Once you are able to easily till the garden bed at a depth of seven or eight inches, you are finished with the first tilling session. Wait a few days for the organic matter in the soil to break down and give any remaining weed seeds or live weeds a chance to sprout, then start the tilling process again. The second tilling session should proceed more quickly than the first, as you can start immediately at a deep setting. As with the first time, you should make one complete pass in a parallel orientation followed by a perpendicular pass.
How To Choose The Right Tiller For Your Needs
The majority of tillers are relatively heavy and take a strong hand to control. As you might expect, small tillers, sometimes called cultivators, are easier to control than full-sized tillers. They are also better suited for small gardens. Even if you have a large garden and feel that it warrants a full-sized tiller, but you are too small to control one, then you would still be better off with a mini tiller or cultivator.
Any garden over 5,000 square feet calls for a large, almost industrial-sized tiller with an engine from seven horsepower and up.
As a general rule of thumb, tillers and cultivators are recommended for gardens 300 square feet or greater. For any yards or gardens smaller than that, a hand tiller should be used. Gardens under 1,500 square feet can be tilled easily with a mini-tiller or cultivator. Those with gardens in the 2,000 to 5,000 square foot range will need a larger tiller with an engine between four and six horsepower. Any garden over 5,000 square feet calls for a large, almost industrial-sized tiller with an engine from seven horsepower and up.
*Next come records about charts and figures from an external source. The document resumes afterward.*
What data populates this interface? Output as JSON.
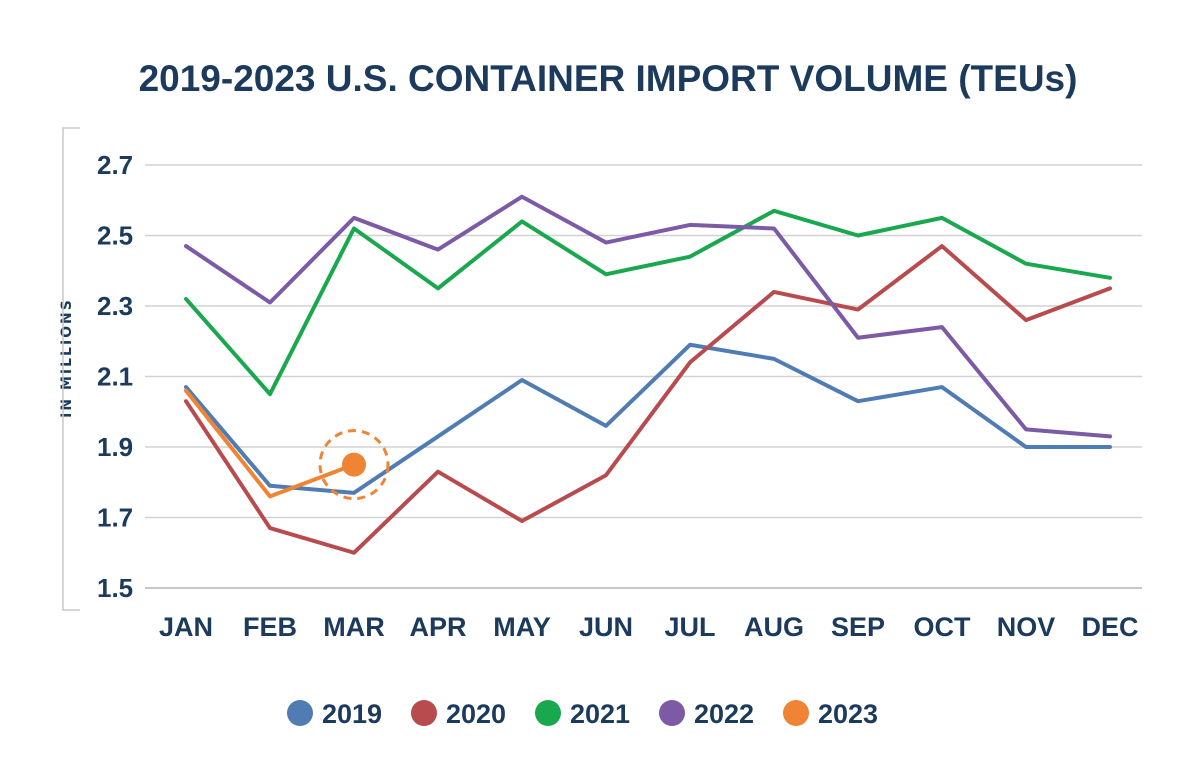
{
  "chart_data": {
    "type": "line",
    "title": "2019-2023 U.S. CONTAINER IMPORT VOLUME (TEUs)",
    "ylabel": "IN MILLIONS",
    "xlabel": "",
    "categories": [
      "JAN",
      "FEB",
      "MAR",
      "APR",
      "MAY",
      "JUN",
      "JUL",
      "AUG",
      "SEP",
      "OCT",
      "NOV",
      "DEC"
    ],
    "yticks": [
      "2.7",
      "2.5",
      "2.3",
      "2.1",
      "1.9",
      "1.7",
      "1.5"
    ],
    "ylim": [
      1.5,
      2.7
    ],
    "grid": true,
    "legend_position": "bottom",
    "highlight": {
      "series": "2023",
      "category": "MAR",
      "value": 1.85
    },
    "series": [
      {
        "name": "2019",
        "color": "#4f7cb3",
        "values": [
          2.07,
          1.79,
          1.77,
          1.93,
          2.09,
          1.96,
          2.19,
          2.15,
          2.03,
          2.07,
          1.9,
          1.9
        ]
      },
      {
        "name": "2020",
        "color": "#b84b4e",
        "values": [
          2.03,
          1.67,
          1.6,
          1.83,
          1.69,
          1.82,
          2.14,
          2.34,
          2.29,
          2.47,
          2.26,
          2.35
        ]
      },
      {
        "name": "2021",
        "color": "#1aa84f",
        "values": [
          2.32,
          2.05,
          2.52,
          2.35,
          2.54,
          2.39,
          2.44,
          2.57,
          2.5,
          2.55,
          2.42,
          2.38
        ]
      },
      {
        "name": "2022",
        "color": "#7d5aa6",
        "values": [
          2.47,
          2.31,
          2.55,
          2.46,
          2.61,
          2.48,
          2.53,
          2.52,
          2.21,
          2.24,
          1.95,
          1.93
        ]
      },
      {
        "name": "2023",
        "color": "#ef8534",
        "values": [
          2.06,
          1.76,
          1.85,
          null,
          null,
          null,
          null,
          null,
          null,
          null,
          null,
          null
        ]
      }
    ]
  }
}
If you live in an area with very hard or rocky soil, you may need a slightly stronger tiller, so even if you only have a 1,000-square foot garden or yard, it may be better to choose a medium-sized tiller with more power.
For smaller yards and gardens, consumers may be presented with both gas and electric models that seem suitable. Gas models will be noisier and more difficult to start, especially on cold days, but they are generally more powerful. Electric models are quiet and easily start at the push of a button.